We report results of a systematic study of structural, vibrational and thermodynamical properties of 34-atom bimetallic nanoparticles from the Ag(n)Cu(34-n) family using model interaction potentials as derived from the embedded atom method and invoking the harmonic approximation of lattice dynamics. Systematic trends in the bond length and dynamical properties can be explained largely from arguments based on local coordination and elemental environment. Thus an increase in the number of silver atoms in a given neighborhood introduces a monotonic increase in bond length, while an increase of the copper content does the reverse. Moreover, for the bond lengths of the lowest-coordinated (six and eight) copper atoms with their nearest neighbors (Cu atoms), we find that the nanoparticles divide into two groups with the average bond length either close to (∼2.58 Å) or smaller than (∼2.48 Å) that in bulk copper, accompanied by characteristic features in their vibrational density of states.

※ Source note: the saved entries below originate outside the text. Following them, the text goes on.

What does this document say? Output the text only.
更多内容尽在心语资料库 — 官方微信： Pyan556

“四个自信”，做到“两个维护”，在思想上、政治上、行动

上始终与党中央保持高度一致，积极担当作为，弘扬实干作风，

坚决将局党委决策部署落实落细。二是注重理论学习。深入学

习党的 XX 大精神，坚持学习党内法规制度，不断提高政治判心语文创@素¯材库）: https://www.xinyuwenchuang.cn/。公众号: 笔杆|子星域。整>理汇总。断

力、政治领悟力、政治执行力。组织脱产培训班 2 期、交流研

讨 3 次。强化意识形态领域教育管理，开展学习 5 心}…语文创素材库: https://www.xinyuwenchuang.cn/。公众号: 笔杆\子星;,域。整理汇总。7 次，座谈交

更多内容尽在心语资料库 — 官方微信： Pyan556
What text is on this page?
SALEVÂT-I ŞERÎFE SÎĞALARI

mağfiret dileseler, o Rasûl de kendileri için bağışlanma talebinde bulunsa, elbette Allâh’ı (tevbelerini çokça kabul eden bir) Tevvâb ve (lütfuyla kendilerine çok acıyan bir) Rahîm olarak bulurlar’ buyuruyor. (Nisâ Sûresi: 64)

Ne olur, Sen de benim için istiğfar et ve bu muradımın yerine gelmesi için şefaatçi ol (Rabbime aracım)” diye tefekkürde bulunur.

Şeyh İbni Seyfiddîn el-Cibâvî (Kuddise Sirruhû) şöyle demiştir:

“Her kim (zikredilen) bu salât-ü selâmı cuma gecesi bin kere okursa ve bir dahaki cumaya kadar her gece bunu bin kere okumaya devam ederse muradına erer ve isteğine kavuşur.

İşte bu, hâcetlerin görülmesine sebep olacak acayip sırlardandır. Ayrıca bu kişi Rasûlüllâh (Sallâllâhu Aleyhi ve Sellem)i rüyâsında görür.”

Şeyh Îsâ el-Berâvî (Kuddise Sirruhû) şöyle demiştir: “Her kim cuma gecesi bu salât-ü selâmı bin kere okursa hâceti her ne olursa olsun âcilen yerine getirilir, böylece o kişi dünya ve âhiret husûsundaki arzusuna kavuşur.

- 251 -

For the entire set of nanoparticles, we find vibrational modes above the bulk bands of copper/silver. We trace a blue shift in the high-frequency end of the spectrum that occurs as the number of copper atoms increases in the nanoparticles, leading to shrinkage of the bond lengths from those in the bulk. The vibrational densities of states at the low-frequency end of the spectrum scale linearly with frequency as for single-element nanoparticles, with a more pronounced effect for these nanoalloys. The Debye temperature is found to be about one-third of that of the bulk for pure copper and silver nanoparticles, with a non-linear increase as copper atoms increase in the nanoalloy.